Reproductive endocrinology researcher Teresa K. Woodruff, PhD, has been awarded a National Medal of Science for her pioneering work in preserving fertility for people with cancer, among other achievements.
Woodruff is the Michigan State University (MSU) research foundation professor in the Department of Obstetrics, Gynecology, and Reproductive Biology and in the Department of Biomedical Engineering and served as the president of the Endocrine Society in 2013-2014. She was among 14 scientists who received the medal in a White House ceremony on January 3, 2024.
Established in 1959 by the US Congress, the National Medal of Science is “the highest recognition the nation can bestow on scientists and engineers,” according to the National Science Foundation’s website. It is given to “individuals deserving of special recognition by reason of their outstanding contributions to knowledge in the physical, biological, mathematical, engineering, or social and behavioral sciences, in service to the Nation.”
Woodruff’s scientific work focuses on the female reproductive system. Her Medal particularly cited two specific areas: She created the scientific field and coined the term “oncofertility,” which strives to preserve fertility in patients with cancer. And she was a guiding force in the National Institutes of Health (NIH) 2016 requirement for researchers to consider sex as a biological variable in all NIH-funded research on vertebrate animals and humans.
Of note, she also codiscovered the so-called “zinc spark,” a previously unknown marker of a fertilized egg’s viability.
“I’m humbled to receive this award. I have had the honor and pleasure to work with so many students and collaborators throughout my career. My fundamental belief is science should help tomorrow’s patients be treated better than today’s,” Woodruff said in an MSU statement.
Woodruff’s former postdoctoral student Monica M. Laronda, PhD, told Medscape Medical News, “Teresa supported my career with her guidance and wisdom. Teresa made a lasting impression on me when I was a PhD student and member of the Center for Reproductive Science at Northwestern University. She seemed larger than life and represented for me the type of leader and trailblazer I aspire to be. Her endless enthusiasm for science, for promoting women’s health research, and for training the next generation is contagious.”
Laronda is now director of the gonadal tissue processing, fertility & hormone preservation & restoration program in the Departments of Endocrinology and Pediatric Surgery at the Ann & Robert H. Lurie Children’s Hospital of Chicago in Chicago. She noted that this program “would not exist if Teresa had not shown a light on fertility as a major quality-of-life concern for cancer patients…Her guidance and the opportunities she afforded me imprinted how I look for solutions.”

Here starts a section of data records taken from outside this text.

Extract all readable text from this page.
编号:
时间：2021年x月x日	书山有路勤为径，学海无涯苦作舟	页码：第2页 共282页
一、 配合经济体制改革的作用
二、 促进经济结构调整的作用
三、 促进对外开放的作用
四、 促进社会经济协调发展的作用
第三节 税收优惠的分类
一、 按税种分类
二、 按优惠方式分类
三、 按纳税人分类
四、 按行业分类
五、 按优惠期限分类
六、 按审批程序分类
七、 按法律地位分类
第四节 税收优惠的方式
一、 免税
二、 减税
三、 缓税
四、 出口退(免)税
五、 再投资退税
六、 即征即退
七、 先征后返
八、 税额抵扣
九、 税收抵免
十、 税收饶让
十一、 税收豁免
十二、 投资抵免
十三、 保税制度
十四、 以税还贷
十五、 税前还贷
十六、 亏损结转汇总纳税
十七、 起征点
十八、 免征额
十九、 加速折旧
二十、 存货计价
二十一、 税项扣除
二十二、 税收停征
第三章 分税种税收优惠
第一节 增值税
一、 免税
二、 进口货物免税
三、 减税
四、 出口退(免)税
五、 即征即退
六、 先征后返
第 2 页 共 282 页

Preserving Fertility in Patients With Cancer
In 2002, Woodruff was named associate director for basic research at the Robert H. Lurie Comprehensive Cancer Center. Soon thereafter, a mother brought in her adolescent son with cancer and asked about banking his sperm. Woodruff asked what the center does for young women in that situation. “The answer was, ‘well, they really need to focus on their cancer.’ Part of the reason was we didn’t have any good methods or operational way to provide fertility options. And that was really the light bulb moment,” Woodruff told Medscape Medical News.

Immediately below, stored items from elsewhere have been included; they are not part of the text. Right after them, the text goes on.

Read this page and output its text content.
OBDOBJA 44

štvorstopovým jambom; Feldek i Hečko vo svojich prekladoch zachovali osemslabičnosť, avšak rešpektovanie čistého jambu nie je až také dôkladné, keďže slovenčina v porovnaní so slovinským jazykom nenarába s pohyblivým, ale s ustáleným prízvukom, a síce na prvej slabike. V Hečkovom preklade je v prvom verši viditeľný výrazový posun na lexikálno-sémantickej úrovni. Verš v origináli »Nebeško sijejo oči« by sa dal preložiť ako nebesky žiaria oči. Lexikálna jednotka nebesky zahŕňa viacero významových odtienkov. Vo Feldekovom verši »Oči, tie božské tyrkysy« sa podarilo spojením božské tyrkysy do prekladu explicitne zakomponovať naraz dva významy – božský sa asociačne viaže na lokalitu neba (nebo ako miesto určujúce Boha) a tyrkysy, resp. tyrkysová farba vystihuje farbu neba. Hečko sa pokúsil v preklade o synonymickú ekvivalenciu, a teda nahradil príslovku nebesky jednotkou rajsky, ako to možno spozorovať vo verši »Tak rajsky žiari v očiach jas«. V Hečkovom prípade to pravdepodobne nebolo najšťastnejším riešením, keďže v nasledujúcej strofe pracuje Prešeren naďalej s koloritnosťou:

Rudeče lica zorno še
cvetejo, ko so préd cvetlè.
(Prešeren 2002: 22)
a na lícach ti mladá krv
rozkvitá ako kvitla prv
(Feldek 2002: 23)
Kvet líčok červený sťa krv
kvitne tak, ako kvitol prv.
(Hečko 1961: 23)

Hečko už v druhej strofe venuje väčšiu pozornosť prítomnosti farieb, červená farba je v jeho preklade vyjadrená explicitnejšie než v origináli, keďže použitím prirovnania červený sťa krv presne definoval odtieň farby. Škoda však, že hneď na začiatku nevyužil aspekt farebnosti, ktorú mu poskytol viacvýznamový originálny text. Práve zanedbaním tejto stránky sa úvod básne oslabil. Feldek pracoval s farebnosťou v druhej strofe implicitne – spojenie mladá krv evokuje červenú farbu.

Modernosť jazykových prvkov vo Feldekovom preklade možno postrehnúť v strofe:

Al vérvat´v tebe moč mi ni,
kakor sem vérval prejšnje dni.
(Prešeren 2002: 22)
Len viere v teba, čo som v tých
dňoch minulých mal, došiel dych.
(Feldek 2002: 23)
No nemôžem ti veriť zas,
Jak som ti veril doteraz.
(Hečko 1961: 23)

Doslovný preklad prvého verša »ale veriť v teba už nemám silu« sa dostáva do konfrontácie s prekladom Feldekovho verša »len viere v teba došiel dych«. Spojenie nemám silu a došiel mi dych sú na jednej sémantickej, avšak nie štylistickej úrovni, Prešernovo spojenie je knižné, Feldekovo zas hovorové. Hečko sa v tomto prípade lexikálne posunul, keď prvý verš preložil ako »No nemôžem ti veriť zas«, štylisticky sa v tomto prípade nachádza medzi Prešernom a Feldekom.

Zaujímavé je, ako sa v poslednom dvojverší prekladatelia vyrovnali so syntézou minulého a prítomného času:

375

In 2006, she received an NIH Roadmap grant to create The Oncofertility Consortium. “It brought together clinicians and scientists and nurses and social scientists and folks interested in the law and religion and insurance and reimbursement. The consortium is really a partnership between all parts of academic, science and medicine,” Woodruff said.
The Consortium addresses all aspects of enabling parenthood for cancer survivors, encompassing freezing embryos and sperm, research into newer methods, and also adoption. “We helped to change adoption services…At the time, if you were someone who has survived cancer and now wanted to adopt a family, you were precluded from doing that.”
Ongoing Consortium research addresses issues such as overall hormonal health in cancer survivors and predicting and preserving future fertility in children with cancer.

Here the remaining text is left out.